Hubo un tiempo, no tan lejano, en que el llavero de un estudiante o el portafolio de un profesional se sentían desnudos sin él: el pendrive. Aquel pequeño rectángulo de plástico, a menudo adornado con logos promocionales o cubierto de colores brillantes, fue durante casi dos décadas el héroe anónimo de la portabilidad. Era el puente mágico que unía el proyecto de la universidad con la impresora del cibercafé, la presentación crucial de la oficina con la sala de juntas, o las fotos de las vacaciones con la computadora de la abuela.
Las memorias USB resolvieron con elegante sencillez los dolores de cabeza que dejaron atrás a los disquetes ruidosos y a los CDs rayados, ofreciendo más capacidad, una compatibilidad envidiable y la bendita independencia de cualquier conexión a internet.
Llevar una unidad flash en el bolsillo era sinónimo de autosuficiencia digital. Significaba que podías instalar un sistema operativo o compartir un archivo pesado sin despeinarte. Este auge se sostuvo por su bajo costo, su tamaño minúsculo y su promesa de «guardar y llevar». Pero, como ocurre con todos los gigantes tecnológicos, la marea de la innovación no se detiene a esperar a nadie, y hoy, el pendrive se mira al espejo digital y encuentra la figura de una reliquia.
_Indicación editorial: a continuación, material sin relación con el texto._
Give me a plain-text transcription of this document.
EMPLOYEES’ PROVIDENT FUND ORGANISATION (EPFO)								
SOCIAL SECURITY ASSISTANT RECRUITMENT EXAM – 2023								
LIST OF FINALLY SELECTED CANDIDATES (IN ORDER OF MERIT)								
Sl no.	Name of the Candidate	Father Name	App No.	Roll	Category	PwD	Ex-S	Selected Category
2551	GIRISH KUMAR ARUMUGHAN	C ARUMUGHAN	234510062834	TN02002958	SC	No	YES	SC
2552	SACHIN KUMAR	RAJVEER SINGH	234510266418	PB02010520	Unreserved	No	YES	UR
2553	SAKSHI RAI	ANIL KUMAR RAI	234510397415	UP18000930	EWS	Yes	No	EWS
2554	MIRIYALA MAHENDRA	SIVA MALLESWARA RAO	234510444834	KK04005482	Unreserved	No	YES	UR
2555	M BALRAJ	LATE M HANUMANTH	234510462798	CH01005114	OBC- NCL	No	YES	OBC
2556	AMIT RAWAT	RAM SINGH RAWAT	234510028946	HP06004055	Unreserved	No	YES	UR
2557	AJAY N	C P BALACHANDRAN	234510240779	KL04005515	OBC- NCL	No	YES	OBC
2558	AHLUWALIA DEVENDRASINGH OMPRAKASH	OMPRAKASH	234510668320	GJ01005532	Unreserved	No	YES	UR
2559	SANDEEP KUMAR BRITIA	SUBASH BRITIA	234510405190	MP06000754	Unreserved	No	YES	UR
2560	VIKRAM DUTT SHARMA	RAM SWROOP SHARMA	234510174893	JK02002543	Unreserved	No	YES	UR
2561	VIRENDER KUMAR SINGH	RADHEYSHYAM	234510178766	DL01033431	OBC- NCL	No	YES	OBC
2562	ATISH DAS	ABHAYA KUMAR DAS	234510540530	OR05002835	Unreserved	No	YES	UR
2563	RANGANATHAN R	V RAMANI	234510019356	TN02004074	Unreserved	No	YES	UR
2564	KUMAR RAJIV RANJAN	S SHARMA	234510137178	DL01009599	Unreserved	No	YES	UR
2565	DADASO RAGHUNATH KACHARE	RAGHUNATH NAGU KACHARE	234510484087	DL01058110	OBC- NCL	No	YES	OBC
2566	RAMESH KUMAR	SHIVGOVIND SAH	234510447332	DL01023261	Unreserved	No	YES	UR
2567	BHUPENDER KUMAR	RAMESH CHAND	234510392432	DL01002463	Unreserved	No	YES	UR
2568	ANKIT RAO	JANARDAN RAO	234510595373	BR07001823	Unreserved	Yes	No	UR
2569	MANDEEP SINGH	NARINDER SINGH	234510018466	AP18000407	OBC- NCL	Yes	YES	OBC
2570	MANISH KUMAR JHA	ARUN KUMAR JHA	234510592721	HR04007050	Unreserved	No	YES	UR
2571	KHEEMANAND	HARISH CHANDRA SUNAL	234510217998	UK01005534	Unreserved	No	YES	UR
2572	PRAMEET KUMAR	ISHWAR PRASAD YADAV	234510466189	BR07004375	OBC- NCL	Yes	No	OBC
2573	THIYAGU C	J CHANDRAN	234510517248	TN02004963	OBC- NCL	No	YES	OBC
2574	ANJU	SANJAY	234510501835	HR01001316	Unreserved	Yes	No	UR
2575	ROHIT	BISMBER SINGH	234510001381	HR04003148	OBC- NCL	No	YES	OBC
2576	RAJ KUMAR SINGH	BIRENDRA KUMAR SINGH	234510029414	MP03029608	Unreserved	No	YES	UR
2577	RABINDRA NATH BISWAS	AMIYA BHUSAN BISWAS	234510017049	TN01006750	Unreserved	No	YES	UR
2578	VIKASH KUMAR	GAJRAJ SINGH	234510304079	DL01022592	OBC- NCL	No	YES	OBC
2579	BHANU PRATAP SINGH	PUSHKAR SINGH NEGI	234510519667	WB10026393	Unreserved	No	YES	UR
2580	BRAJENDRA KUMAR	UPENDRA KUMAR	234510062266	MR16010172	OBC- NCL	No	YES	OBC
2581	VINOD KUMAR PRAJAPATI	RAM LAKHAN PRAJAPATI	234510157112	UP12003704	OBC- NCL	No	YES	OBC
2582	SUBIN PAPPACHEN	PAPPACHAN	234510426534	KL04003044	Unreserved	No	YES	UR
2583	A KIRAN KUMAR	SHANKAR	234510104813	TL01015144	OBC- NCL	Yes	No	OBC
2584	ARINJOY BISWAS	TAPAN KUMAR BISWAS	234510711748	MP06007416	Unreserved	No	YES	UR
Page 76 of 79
La obsolescencia de esta herramienta no ha sido un evento repentino, sino el resultado de un divorcio gradual provocado por las nuevas exigencias del siglo XXI. De repente, nuestras vidas se llenaron de videos 4K, de archivos de diseño inmensos y de copias de seguridad que desbordaban los tradicionales 64 o 512 GB que el pendrive ofrecía. La capacidad limitada se convirtió en su primera condena. Si bien existen modelos de hasta 2 TB, sus precios palidecen frente a la eficiencia, velocidad y durabilidad de los discos SSD externos, los nuevos favoritos para el manejo de grandes volúmenes de datos.
La segunda estocada fue la velocidad. El tiempo es el activo más valioso, y la dependencia de los pendrives de una memoria flash de gama baja se tradujo en minutos tediosos al copiar archivos grandes. Mientras tanto, sus sucesores, los SSD portátiles con conexión USB-C o Thunderbolt, realizan la misma tarea en un par de pestañeos, volviéndose imprescindibles para cualquier profesional que trabaje con multimedia. Y, como si fuera poco, el tercer clavo en el ataúd lo puso el hardware moderno: el viejo puerto USB-A está desapareciendo silenciosamente de los ordenadores delgados, reemplazado por el omnipresente USB-C. Conectar ese fiel pendrive de hace años se ha vuelto un engorro, o directamente inviable.
Pero la crisis del pendrive no es solo técnica, sino de seguridad. Su misma portabilidad se convirtió en su mayor vulnerabilidad. Un dispositivo tan fácil de extraviar es un blanco perfecto para la fuga de datos empresariales. Peor aún, la facilidad con que pueden servir de vector para el malware, llevando virus de un sistema a otro, ha generado protocolos de seguridad estrictos que limitan o prohíben su uso en muchos entornos sensibles.
Frente a esta retirada, el panorama del almacenamiento se ha transformado completamente. Los discos SSD externos lideran la carga por su rapidez y capacidad, y las tarjetas SD/microSD, con lectores USB-C, ofrecen una alternativa compacta y de bajo costo. Sin embargo, el verdadero sucesor, el que ha cambiado las reglas del juego para siempre, es la nube. Plataformas como Google Drive, Dropbox y iCloud han liberado al usuario de la dependencia de cualquier soporte físico. Ahora, la información se almacena, se accede y se comparte en tiempo real desde cualquier dispositivo conectado. El pendrive ya no es el héroe, sino una reliquia en el cajón de los recuerdos; una herramienta que, al caer en el olvido, marca el triunfo de la ubicuidad y la velocidad sobre la portabilidad física.